Being precise
There are stories in the Herald about home buyers being forced out of Auckland by house prices, and about the proportion of homes in other regions being sold to Aucklanders. As we all know, Auckland house prices are a serious problem and might be hard to fix even if there weren’t motivations for so many people to oppose any solution. I still think it’s useful to be cautious about the relevance of the numbers.
We don’t learn from the story how CoreLogic works out which home buyers in other regions are JAFAs — we should, but we don’t. My understanding is that they match names in the LINZ title registry.

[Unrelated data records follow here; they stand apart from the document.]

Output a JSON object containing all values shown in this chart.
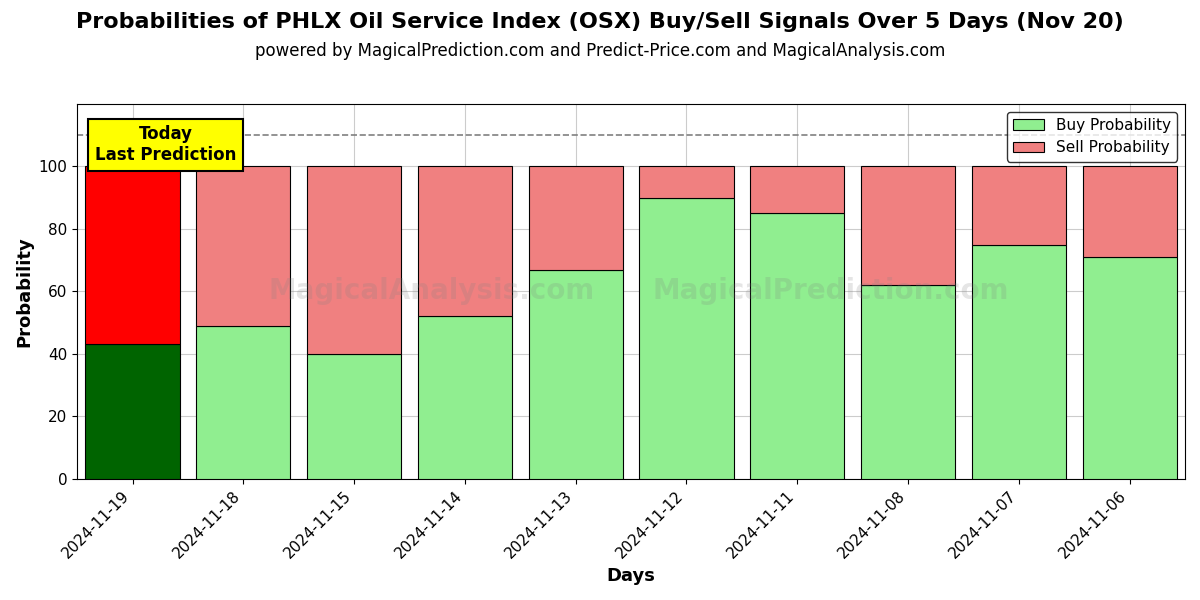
{
  "title": "Probabilities of PHLX Oil Service Index (OSX) Buy/Sell Signals Over 5 Days (Nov 20)",
  "subtitle": "powered by MagicalPrediction.com and Predict-Price.com and MagicalAnalysis.com",
  "xlabel": "Days",
  "ylabel": "Probability",
  "watermark1": "MagicalAnalysis.com",
  "watermark2": "MagicalPrediction.com",
  "categories": [
    "2024-11-19",
    "2024-11-18",
    "2024-11-15",
    "2024-11-14",
    "2024-11-13",
    "2024-11-12",
    "2024-11-11",
    "2024-11-08",
    "2024-11-07",
    "2024-11-06"
  ],
  "buy_values": [
    43,
    49,
    40,
    52,
    67,
    90,
    85,
    62,
    75,
    71
  ],
  "sell_values": [
    57,
    51,
    60,
    48,
    33,
    10,
    15,
    38,
    25,
    29
  ],
  "today_buy_color": "#006400",
  "today_sell_color": "#FF0000",
  "buy_color": "#90EE90",
  "sell_color": "#F08080",
  "bar_edge_color": "#000000",
  "ylim": [
    0,
    120
  ],
  "yticks": [
    0,
    20,
    40,
    60,
    80,
    100
  ],
  "dashed_line_y": 110,
  "annotation_text": "Today\nLast Prediction",
  "annotation_box_color": "#FFFF00",
  "legend_buy_label": "Buy Probability",
  "legend_sell_label": "Sell Probability",
  "title_fontsize": 16,
  "subtitle_fontsize": 12,
  "label_fontsize": 13,
  "tick_fontsize": 11,
  "background_color": "#ffffff",
  "grid_color": "#cccccc"
}
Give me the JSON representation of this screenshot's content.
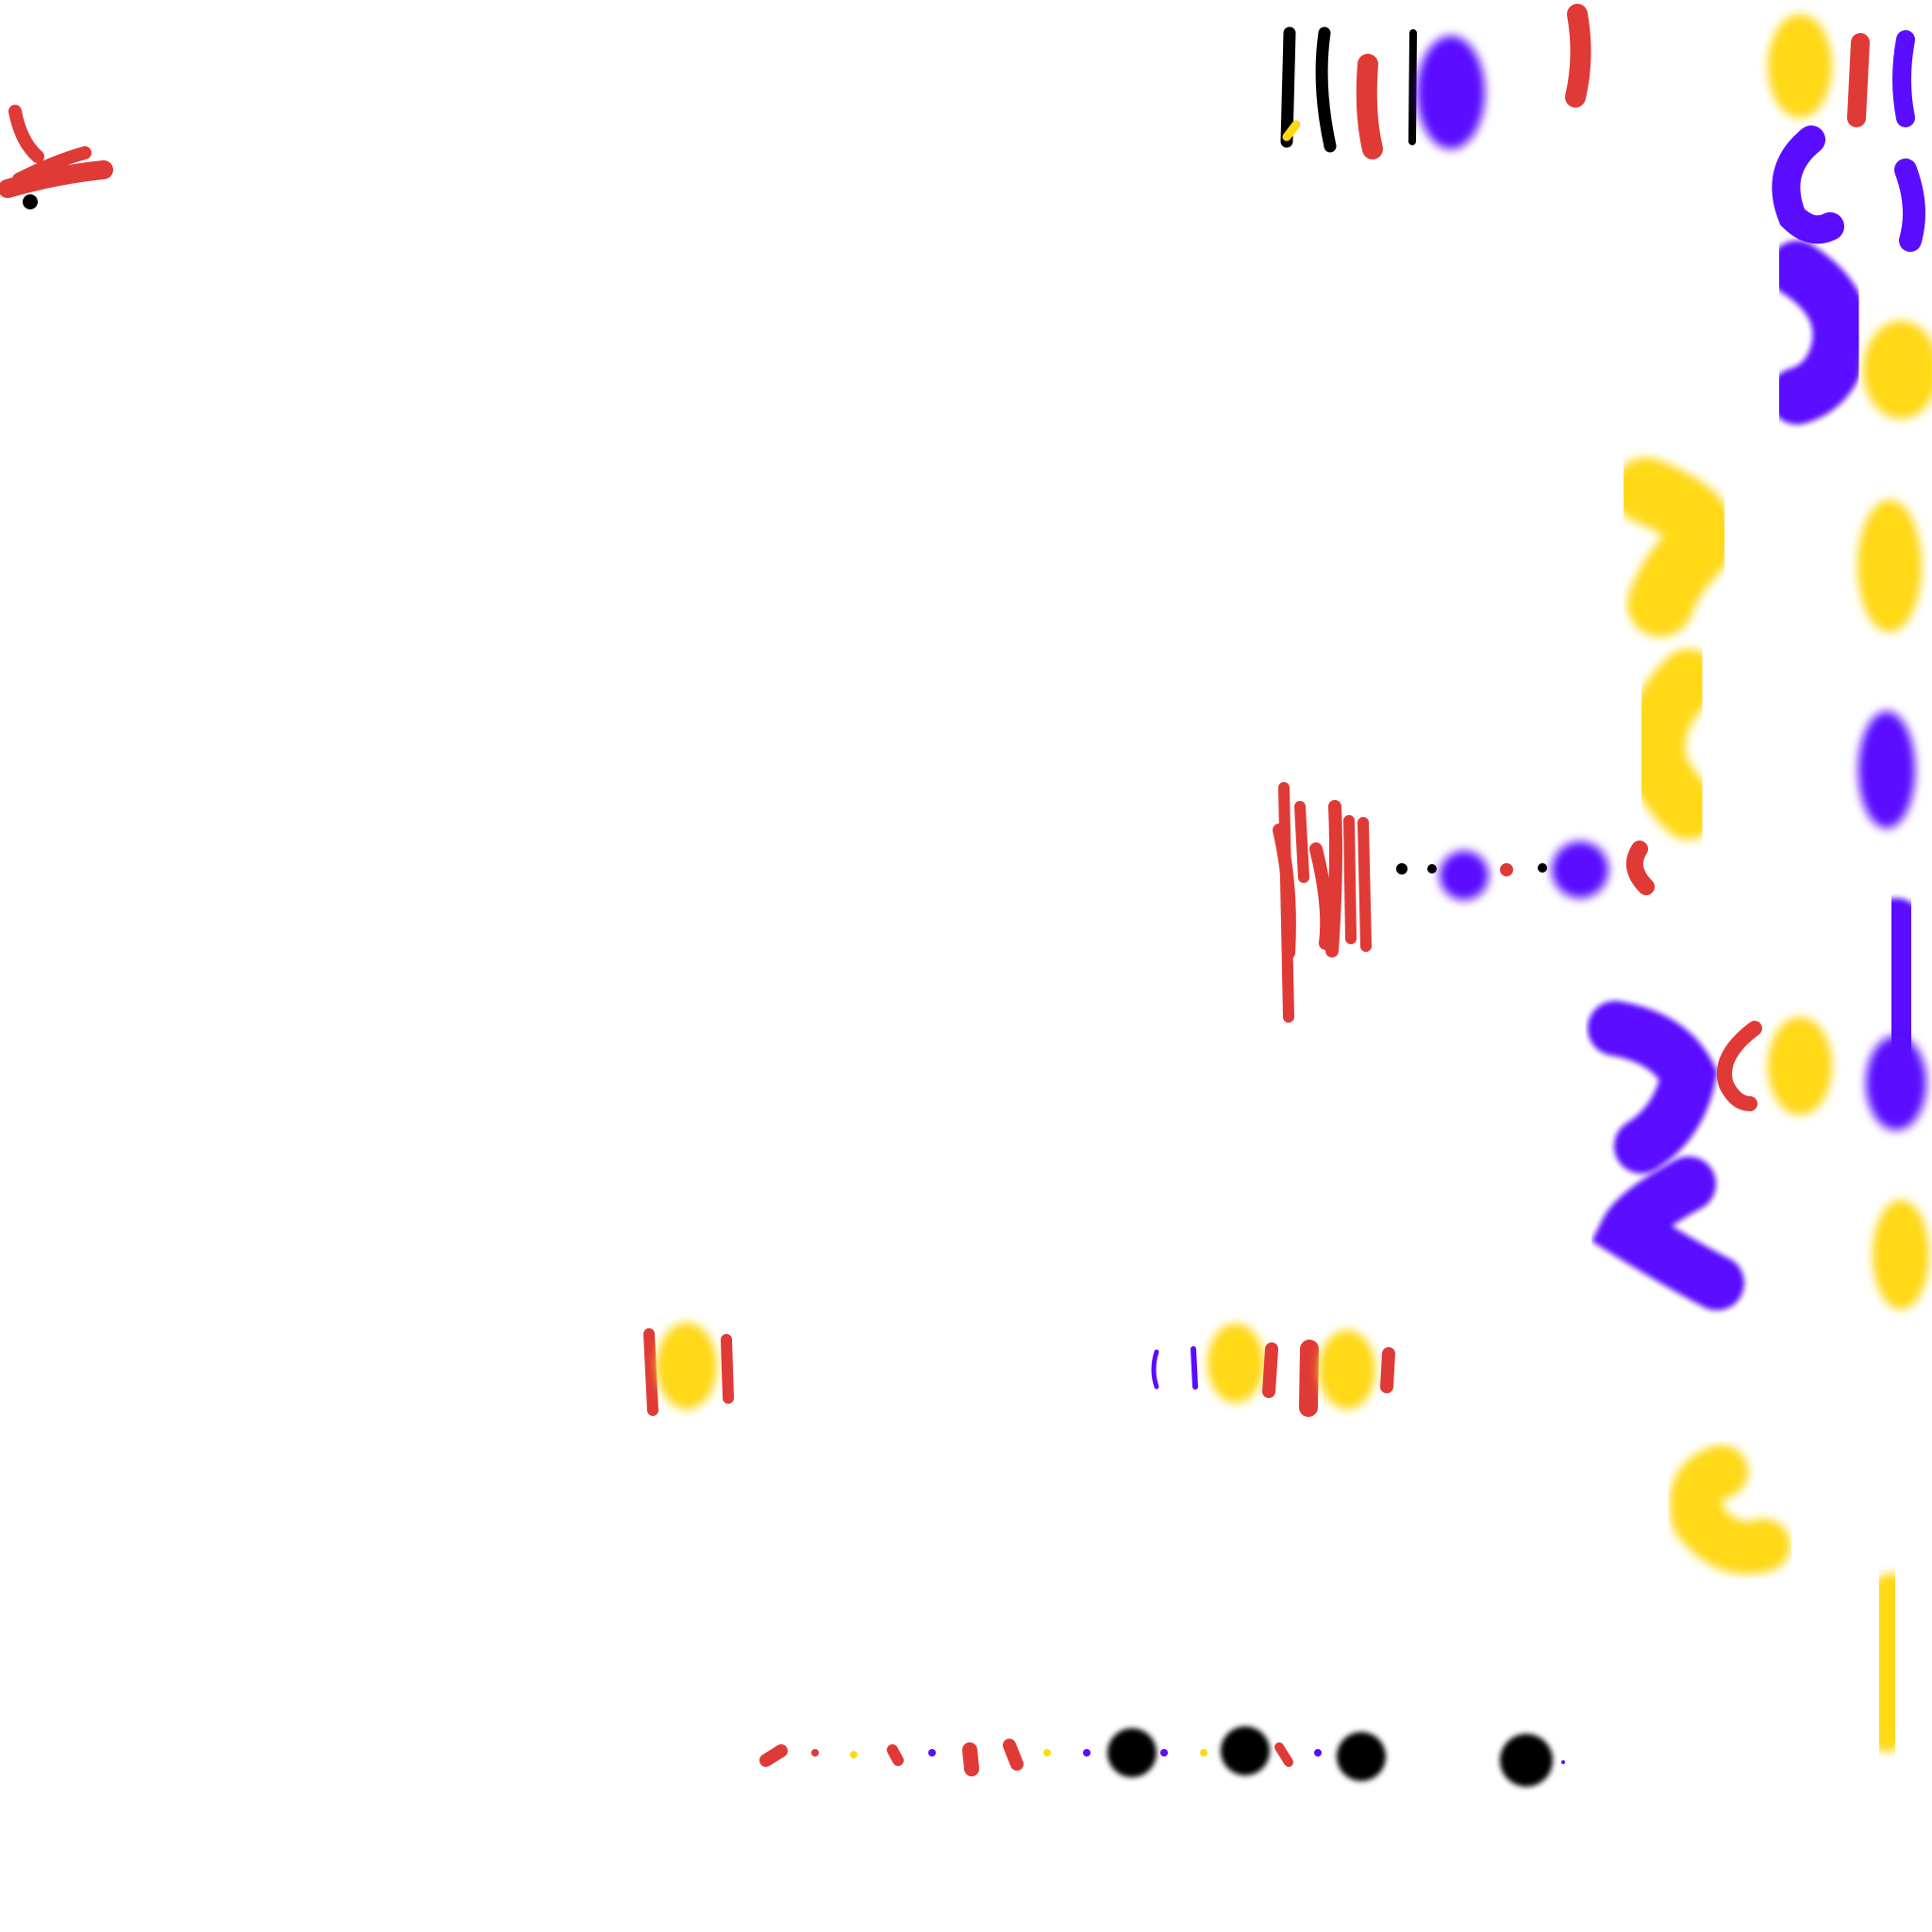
{
  "canvas": {
    "background": "#ffffff",
    "palette": {
      "red": "#e03a36",
      "yellow": "#ffd814",
      "violet": "#5a0dff",
      "black": "#000000"
    }
  }
}
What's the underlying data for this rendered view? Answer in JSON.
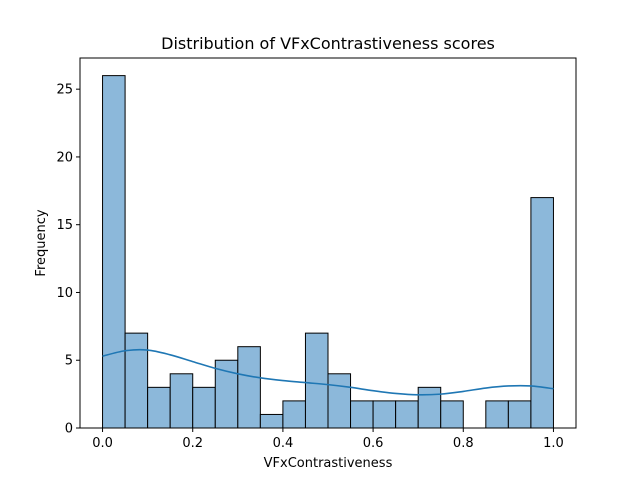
{
  "chart_data": {
    "type": "bar",
    "title": "Distribution of VFxContrastiveness scores",
    "xlabel": "VFxContrastiveness",
    "ylabel": "Frequency",
    "xlim": [
      -0.05,
      1.05
    ],
    "ylim": [
      0,
      27.3
    ],
    "bin_edges": [
      0.0,
      0.05,
      0.1,
      0.15,
      0.2,
      0.25,
      0.3,
      0.35,
      0.4,
      0.45,
      0.5,
      0.55,
      0.6,
      0.65,
      0.7,
      0.75,
      0.8,
      0.85,
      0.9,
      0.95,
      1.0
    ],
    "values": [
      26,
      7,
      3,
      4,
      3,
      5,
      6,
      1,
      2,
      7,
      4,
      2,
      2,
      2,
      3,
      2,
      0,
      2,
      2,
      17
    ],
    "xticks": [
      {
        "value": 0.0,
        "label": "0.0"
      },
      {
        "value": 0.2,
        "label": "0.2"
      },
      {
        "value": 0.4,
        "label": "0.4"
      },
      {
        "value": 0.6,
        "label": "0.6"
      },
      {
        "value": 0.8,
        "label": "0.8"
      },
      {
        "value": 1.0,
        "label": "1.0"
      }
    ],
    "yticks": [
      {
        "value": 0,
        "label": "0"
      },
      {
        "value": 5,
        "label": "5"
      },
      {
        "value": 10,
        "label": "10"
      },
      {
        "value": 15,
        "label": "15"
      },
      {
        "value": 20,
        "label": "20"
      },
      {
        "value": 25,
        "label": "25"
      }
    ],
    "kde": {
      "x": [
        0.0,
        0.05,
        0.1,
        0.15,
        0.2,
        0.25,
        0.3,
        0.35,
        0.4,
        0.45,
        0.5,
        0.55,
        0.6,
        0.65,
        0.7,
        0.75,
        0.8,
        0.85,
        0.9,
        0.95,
        1.0
      ],
      "y": [
        5.3,
        5.7,
        5.75,
        5.4,
        4.9,
        4.4,
        4.0,
        3.7,
        3.5,
        3.35,
        3.2,
        3.0,
        2.75,
        2.55,
        2.45,
        2.5,
        2.7,
        2.95,
        3.1,
        3.1,
        2.9
      ]
    },
    "colors": {
      "bar_fill": "#8cb8da",
      "bar_edge": "#000000",
      "kde_line": "#1f77b4"
    },
    "grid": false,
    "legend": "none"
  }
}
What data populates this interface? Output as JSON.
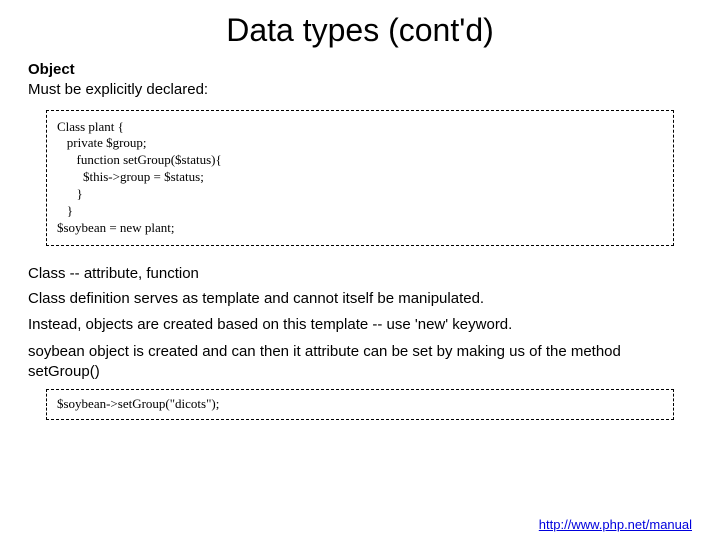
{
  "title": "Data types (cont'd)",
  "section1": {
    "heading": "Object",
    "intro": "Must be explicitly declared:"
  },
  "codebox1": "Class plant {\n   private $group;\n      function setGroup($status){\n        $this->group = $status;\n      }\n   }\n$soybean = new plant;",
  "section2": {
    "line1": "Class -- attribute, function",
    "line2": "Class definition serves as template and cannot itself be manipulated.",
    "line3": "Instead, objects are created based on this template -- use 'new' keyword."
  },
  "section3": {
    "text": "soybean object is created and can then it attribute can be set by making us of the method setGroup()"
  },
  "codebox2": "$soybean->setGroup(\"dicots\");",
  "footer": {
    "url": "http://www.php.net/manual"
  }
}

That means the 19.5% of Auckland buyers in Tauranga last quarter is made up of three groups
- Auckland home owners moving to Tauranga
- Auckland home owners buying investment property in Tauranga
- Homeowners in Tauranga who have the same name as a homeowner in Auckland.
Only the first group is really relevant to the affordability story. In fact, it’s worse than that. Some of the first group will be moving to Tauranga just because it’s a nice place to live (or so I’m told). Conversely, as the story says, a lot of the people who are relevant to the affordability problem won’t be included precisely because they couldn’t afford a home in Auckland.
For data from recent years the problem could have been reduced a lot by some calibration to ground truth: contact people living at a random sample of the properties and find out if they had moved from Auckland and why. You might even be able to find out from renters if their landlord was from Auckland, though that would be less reliable if a property management company had been involved. You could do the same thing with a sample of homes owned by people without Auckland-sounding names to get information in the other direction. With calibration, the complete name-linkage data could be very powerful, but on its own it will be pretty approximate.